Maybe the music was better when we were kids. Maybe pro athletes were tougher. Maybe schools were better. Sure, you could buy a burger, fries and Coke with the change in your pocket. And a great day of fishing was measured on how many chubs and suckers we pulled from Yellow Creek in Boardman and Poland.
Those comparisons, and a hundred others, are for you to make. Every generation earns the right to judge the next one with disdain. You get to decide whether the old days were better than today’s days.
I’m not convinced that our best days are behind us. I see a lot of stuff that is better today. One that is important to me is fishing.
For those of us in northeast Ohio, the places where we fish are more productive than I recall in the so-called good old days. Not just the creek down the street, but almost everywhere I go, the water is cleaner, the habitat is better and the fishing is trending up.
Mine is not a Pollyanna viewpoint. I am an optimist, to be sure, but the evidence is clear. My experiences are better on the water because the ecosystems are healthier.

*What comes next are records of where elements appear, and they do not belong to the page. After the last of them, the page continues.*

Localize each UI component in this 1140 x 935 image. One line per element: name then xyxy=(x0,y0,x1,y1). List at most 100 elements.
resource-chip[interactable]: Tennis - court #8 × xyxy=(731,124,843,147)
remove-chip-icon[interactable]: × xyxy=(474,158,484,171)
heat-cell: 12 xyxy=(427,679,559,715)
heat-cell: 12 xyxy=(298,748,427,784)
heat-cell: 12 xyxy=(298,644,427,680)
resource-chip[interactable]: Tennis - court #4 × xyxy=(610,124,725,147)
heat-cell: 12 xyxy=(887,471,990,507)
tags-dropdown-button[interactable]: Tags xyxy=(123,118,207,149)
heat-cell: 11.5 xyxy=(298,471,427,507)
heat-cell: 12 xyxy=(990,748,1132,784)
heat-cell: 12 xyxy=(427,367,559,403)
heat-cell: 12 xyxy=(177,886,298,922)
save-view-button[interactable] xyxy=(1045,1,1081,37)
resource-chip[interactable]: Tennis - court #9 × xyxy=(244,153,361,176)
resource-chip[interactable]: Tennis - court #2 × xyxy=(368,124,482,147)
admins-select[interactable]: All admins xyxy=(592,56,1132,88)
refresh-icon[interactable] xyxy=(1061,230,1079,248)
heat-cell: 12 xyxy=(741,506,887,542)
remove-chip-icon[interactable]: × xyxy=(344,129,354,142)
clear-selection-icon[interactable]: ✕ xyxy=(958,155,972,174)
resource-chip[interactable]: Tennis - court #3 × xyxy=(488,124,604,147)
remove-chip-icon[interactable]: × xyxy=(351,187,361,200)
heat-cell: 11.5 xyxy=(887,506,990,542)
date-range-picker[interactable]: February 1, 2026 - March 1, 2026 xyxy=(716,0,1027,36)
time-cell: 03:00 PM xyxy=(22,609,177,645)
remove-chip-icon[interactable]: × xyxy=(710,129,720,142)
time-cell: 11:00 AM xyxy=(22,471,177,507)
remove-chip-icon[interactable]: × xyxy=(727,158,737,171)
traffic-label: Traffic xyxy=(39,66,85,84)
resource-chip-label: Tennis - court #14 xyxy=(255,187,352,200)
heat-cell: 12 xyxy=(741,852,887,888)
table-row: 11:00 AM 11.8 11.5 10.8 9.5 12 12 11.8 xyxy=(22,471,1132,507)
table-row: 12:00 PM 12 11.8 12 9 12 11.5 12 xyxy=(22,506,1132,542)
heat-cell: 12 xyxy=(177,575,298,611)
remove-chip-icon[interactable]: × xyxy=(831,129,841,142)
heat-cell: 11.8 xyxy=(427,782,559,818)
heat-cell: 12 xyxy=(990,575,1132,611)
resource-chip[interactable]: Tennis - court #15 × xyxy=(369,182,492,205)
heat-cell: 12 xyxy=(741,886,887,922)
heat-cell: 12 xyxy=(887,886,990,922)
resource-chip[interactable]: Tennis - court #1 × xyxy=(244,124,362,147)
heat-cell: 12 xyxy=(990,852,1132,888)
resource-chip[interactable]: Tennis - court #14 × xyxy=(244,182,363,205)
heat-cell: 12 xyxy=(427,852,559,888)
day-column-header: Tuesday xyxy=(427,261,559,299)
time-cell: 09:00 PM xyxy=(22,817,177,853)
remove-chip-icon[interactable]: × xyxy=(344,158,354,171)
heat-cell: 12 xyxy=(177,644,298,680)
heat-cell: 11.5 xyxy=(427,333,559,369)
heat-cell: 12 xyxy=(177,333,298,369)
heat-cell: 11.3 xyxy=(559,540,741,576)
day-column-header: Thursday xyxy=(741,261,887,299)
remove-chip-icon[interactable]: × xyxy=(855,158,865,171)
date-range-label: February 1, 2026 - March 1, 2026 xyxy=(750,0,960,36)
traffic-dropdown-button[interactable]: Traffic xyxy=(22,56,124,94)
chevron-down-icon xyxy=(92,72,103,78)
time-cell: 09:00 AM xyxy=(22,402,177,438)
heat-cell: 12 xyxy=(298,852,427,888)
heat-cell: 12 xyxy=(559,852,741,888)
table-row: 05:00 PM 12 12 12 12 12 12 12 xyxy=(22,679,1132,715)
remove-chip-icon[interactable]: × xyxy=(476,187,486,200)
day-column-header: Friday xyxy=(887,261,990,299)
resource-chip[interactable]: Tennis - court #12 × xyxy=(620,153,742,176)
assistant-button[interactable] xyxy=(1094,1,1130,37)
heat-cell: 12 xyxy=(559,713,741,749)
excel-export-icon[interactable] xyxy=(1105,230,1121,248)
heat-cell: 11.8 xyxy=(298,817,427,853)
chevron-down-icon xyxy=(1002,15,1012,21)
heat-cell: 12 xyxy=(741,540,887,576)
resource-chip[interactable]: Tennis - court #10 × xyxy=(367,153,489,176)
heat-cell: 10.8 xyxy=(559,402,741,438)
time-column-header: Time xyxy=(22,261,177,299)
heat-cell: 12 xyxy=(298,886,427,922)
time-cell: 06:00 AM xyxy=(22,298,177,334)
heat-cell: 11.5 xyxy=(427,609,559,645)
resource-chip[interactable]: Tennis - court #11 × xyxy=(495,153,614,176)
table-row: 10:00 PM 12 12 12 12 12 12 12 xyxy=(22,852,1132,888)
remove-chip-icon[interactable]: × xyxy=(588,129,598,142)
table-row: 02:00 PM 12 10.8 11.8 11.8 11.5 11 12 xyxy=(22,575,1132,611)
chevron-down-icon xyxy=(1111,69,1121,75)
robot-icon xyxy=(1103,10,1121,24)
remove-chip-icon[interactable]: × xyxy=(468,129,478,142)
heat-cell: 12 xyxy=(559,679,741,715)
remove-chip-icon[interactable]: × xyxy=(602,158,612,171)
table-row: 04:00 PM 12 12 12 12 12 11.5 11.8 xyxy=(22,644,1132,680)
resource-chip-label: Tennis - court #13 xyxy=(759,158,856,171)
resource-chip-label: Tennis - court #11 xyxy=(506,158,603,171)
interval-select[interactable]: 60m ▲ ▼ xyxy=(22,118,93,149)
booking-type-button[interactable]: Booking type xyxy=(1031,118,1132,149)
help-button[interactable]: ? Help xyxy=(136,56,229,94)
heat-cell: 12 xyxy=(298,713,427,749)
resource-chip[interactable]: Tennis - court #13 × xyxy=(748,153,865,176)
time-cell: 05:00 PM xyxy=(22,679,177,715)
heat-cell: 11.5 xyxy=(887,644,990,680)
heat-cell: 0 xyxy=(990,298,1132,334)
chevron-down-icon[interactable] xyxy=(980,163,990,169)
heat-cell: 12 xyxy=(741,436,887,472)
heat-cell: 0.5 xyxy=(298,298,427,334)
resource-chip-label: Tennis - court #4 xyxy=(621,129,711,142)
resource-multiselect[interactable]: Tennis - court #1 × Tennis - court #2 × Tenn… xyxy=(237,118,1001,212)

Consider three of our major waterways close to Warren and Youngstown. Do you remember Lake Erie, Mosquito Lake and the Ohio River in the 1960s? Those certainly were not the good old days for any of them.
The Ohio Division of Wildlife outlook for Erie continues to be excellent. Just last week I reported on the evidence that shows Mosquito’s walleye population is on the upswing. I recently wrote a feature article for a national magazine about the improving walleye and smallmouth bass fishing on the upper Ohio River thanks to cleaner water and improving habitat.
I’ve said it before and I’m saying it again: northeast Ohio anglers are living in the good ol’ days.
This, of course, is good news. But it also is a reminder how quickly we might backslide. That the fishing is great at Erie, Mosquito and the Ohio River is not to be taken for granted. Anglers, biologists, lawmakers, regulators and citizens must stay alert for evidence of abuse, eroding standards and ulterior motives that can easily threaten our waters.
In my article on the Ohio River, I cite that just 30 years ago, river anglers were lucky to catch a few catfish. Now, they are catching lots of walleyes and smallies growing fat on emerald shiners and gizzard shad thriving around the expanding spreads of aquatic grasses that serve as nurseries for the river’s food chain.
Biologists in Ohio, Pennsylvania, and West Virginia, as well as the Ohio River Valley Sanitation Commission all agree: the federal Clean Water Act was pivotal in reducing pollution and curbing the industrial and municipal discharges that were poisoning the waterway.
It took decades for the Ohio and our Mahoning River to heal, but they can backslide dramatically if we let our attention stray from enforcement of clean water standards and divert funding away from smart fisheries management.
We’ve gained so much. We are enjoying the good old days. Let’s make sure future generations also experience great fishing on clean water.